24 décembre : Westfalenstadion

Comme le veut la coutume du calendrier de l’Avent, on a gardé le meilleur pour la fin. Le meilleur ? Non pas le meilleur article de la série, je n’oserai certainement pas avoir ce genre de prétention, mais le meilleur stade du monde : le Westfalenstadion.
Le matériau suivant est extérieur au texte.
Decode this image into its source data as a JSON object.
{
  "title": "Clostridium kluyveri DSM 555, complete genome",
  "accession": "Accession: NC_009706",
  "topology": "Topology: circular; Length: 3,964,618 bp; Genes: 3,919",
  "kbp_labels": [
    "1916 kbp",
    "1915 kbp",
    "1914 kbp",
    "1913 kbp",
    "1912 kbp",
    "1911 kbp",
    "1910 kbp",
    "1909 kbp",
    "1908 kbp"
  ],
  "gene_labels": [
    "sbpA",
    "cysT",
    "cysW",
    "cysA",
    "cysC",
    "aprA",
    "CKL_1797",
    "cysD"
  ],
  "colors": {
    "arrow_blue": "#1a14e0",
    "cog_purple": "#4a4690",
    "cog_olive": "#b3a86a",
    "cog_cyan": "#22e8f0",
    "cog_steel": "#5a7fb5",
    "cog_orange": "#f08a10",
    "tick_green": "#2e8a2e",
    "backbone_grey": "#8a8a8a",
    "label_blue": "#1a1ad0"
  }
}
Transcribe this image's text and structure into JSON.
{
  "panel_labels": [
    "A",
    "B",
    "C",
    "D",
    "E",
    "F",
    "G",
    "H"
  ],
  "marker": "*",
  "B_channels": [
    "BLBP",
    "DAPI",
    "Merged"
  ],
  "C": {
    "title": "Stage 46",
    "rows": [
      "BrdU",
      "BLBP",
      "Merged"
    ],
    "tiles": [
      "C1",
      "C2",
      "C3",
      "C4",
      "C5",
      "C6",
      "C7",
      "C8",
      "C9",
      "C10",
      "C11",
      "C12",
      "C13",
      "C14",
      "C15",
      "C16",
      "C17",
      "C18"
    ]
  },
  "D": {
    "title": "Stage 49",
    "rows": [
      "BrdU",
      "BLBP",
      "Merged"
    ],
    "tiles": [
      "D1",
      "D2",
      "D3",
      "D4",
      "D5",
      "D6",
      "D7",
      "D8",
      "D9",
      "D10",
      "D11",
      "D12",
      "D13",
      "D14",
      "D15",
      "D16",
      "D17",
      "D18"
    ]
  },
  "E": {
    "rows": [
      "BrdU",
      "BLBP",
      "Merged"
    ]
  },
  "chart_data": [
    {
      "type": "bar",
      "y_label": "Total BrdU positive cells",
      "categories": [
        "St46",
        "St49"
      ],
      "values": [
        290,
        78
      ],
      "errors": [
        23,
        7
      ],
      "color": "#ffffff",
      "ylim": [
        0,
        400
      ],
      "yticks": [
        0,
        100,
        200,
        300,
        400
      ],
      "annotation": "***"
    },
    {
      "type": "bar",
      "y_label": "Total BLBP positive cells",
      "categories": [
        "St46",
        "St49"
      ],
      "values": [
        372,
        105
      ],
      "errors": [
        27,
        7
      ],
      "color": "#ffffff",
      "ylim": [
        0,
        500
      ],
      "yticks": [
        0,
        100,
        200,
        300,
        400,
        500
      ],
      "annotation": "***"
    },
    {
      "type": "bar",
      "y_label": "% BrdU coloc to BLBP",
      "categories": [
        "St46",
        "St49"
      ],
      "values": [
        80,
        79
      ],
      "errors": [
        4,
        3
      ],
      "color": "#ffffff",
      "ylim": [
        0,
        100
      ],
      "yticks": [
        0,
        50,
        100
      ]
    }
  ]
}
Nom : Westfalenstadion (officiellement Signal Iduna Park).
Ville : Dortmund.
Club résident : Borussia Dortmund.
Capacité : 80’720 (65’590 pour les matchs internationaux).

Le stade

En 2009, le journal anglais Times a publié le classement des meilleurs stades du monde et a placé le Westfalenstadion en tête. Au-delà du caractère forcément subjectif et un peu futile de l’exercice, force est de constater que ce n’est pas par hasard que le stade du Borussia Dortmund a été désigné «meilleur stade du monde». D’ailleurs, il faut bien quelque chose de très spécial pour que des Anglais reconnaissent une quelconque suprématie allemande en matière de football…
Le Westfalenstadion a été construit pour la Coupe du Monde 1974. Dans la polémique, puisque le club local, le Borussia Dortmund, venait d’être relégué en Zweite Liga et n’avait pas les moyens de financer la construction. L’Etat fédéral et le Land de Rhénanie du Nord-Westphalie ont dû venir à la rescousse pour assurer le financement. D’une capacité initiale de 54’000 places, le Tempel der Glückseligkeit a ensuite subi plusieurs phases de transformations, qui ont fait osciller la capacité entre 42’000 et 83’000 places, pour s’établir aujourd’hui à 80’720 (en configuration Bundesliga). La dernière grande phase d’agrandissement a d’ailleurs coûté tellement cher qu’elle constitue l’une des raisons qui ont failli provoquer la perte du Borussia Dortmund, lequel avait dû vendre son stade à un consortium bancaire pour éviter la faillite, avant de le racheter quelques années plus tard. Un édifice construit sur plusieurs décennies, dans la douleur, les larmes et les problèmes financiers, cela rappelle les grandes cathédrales d’antan et c’est bien de cela qu’il s’agit.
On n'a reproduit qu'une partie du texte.